И действительно, Алексею стало легче. Скоро он успокоился и почувствовал даже облегчение, какое всегда ощущает человек, когда наконец решит долго мучивший его вопрос. Он молчал до самого вечера, пока за ним не пришли санитары, чтобы нести его в операционную. В этой белой, ослепительно сверкающей комнате он тоже не проронил ни слова. Даже когда ему объявили, что состояние сердца не позволяет усыплять его и операцию придется делать под местным наркозом, он только кивнул головой. Во время операции он не издал ни стона, ни крика. Василий Васильевич, сам делавший эту несложную ампутацию и, по обыкновению своему, грозно пушивший при этом сестер и помощников, несколько раз заставлял ассистента смотреть, не умер ли больной под ножом.

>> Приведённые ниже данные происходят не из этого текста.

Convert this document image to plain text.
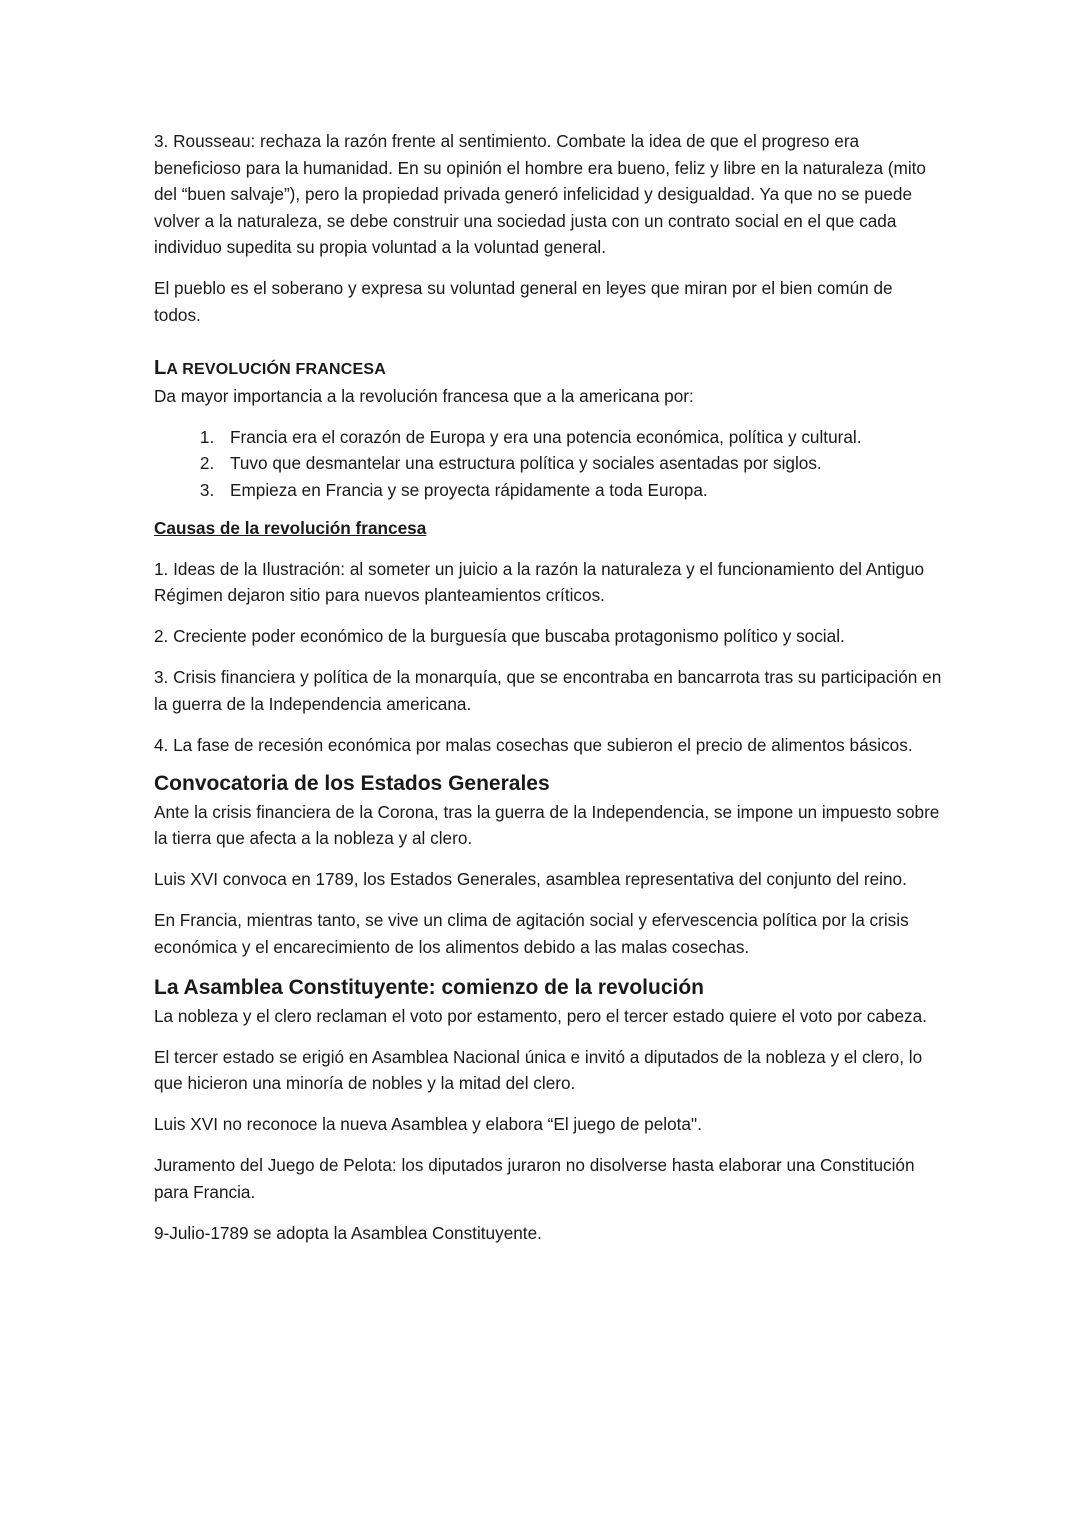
3. Rousseau: rechaza la razón frente al sentimiento. Combate la idea de que el progreso era beneficioso para la humanidad. En su opinión el hombre era bueno, feliz y libre en la naturaleza (mito del “buen salvaje”), pero la propiedad privada generó infelicidad y desigualdad. Ya que no se puede volver a la naturaleza, se debe construir una sociedad justa con un contrato social en el que cada individuo supedita su propia voluntad a la voluntad general.

El pueblo es el soberano y expresa su voluntad general en leyes que miran por el bien común de todos.

LA REVOLUCIÓN FRANCESA

Da mayor importancia a la revolución francesa que a la americana por:

1. Francia era el corazón de Europa y era una potencia económica, política y cultural.
2. Tuvo que desmantelar una estructura política y sociales asentadas por siglos.
3. Empieza en Francia y se proyecta rápidamente a toda Europa.

Causas de la revolución francesa

1. Ideas de la Ilustración: al someter un juicio a la razón la naturaleza y el funcionamiento del Antiguo Régimen dejaron sitio para nuevos planteamientos críticos.

2. Creciente poder económico de la burguesía que buscaba protagonismo político y social.

3. Crisis financiera y política de la monarquía, que se encontraba en bancarrota tras su participación en la guerra de la Independencia americana.

4. La fase de recesión económica por malas cosechas que subieron el precio de alimentos básicos.

Convocatoria de los Estados Generales

Ante la crisis financiera de la Corona, tras la guerra de la Independencia, se impone un impuesto sobre la tierra que afecta a la nobleza y al clero.

Luis XVI convoca en 1789, los Estados Generales, asamblea representativa del conjunto del reino.

En Francia, mientras tanto, se vive un clima de agitación social y efervescencia política por la crisis económica y el encarecimiento de los alimentos debido a las malas cosechas.

La Asamblea Constituyente: comienzo de la revolución

La nobleza y el clero reclaman el voto por estamento, pero el tercer estado quiere el voto por cabeza.

El tercer estado se erigió en Asamblea Nacional única e invitó a diputados de la nobleza y el clero, lo que hicieron una minoría de nobles y la mitad del clero.

Luis XVI no reconoce la nueva Asamblea y elabora “El juego de pelota".

Juramento del Juego de Pelota: los diputados juraron no disolverse hasta elaborar una Constitución para Francia.

9-Julio-1789 se adopta la Asamblea Constituyente.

Когда пилили кость, боль была страшная, но он привык переносить страдания и даже не очень понимал, что делают у его ног эти люди в белых халатах, с лицами, закрытыми марлевыми масками.
Очнулся он уже в палате, и первое, что он увидел, было заботливое лицо Клавдии Михайловны. Странно, но он ничего не помнил и даже удивился, почему у этой милой, ласковой белокурой женщины такое взволнованное, вопрошающее лицо. Заметив, что он раскрыл глаза, она просияла, тихонько пожала ему руку под одеялом.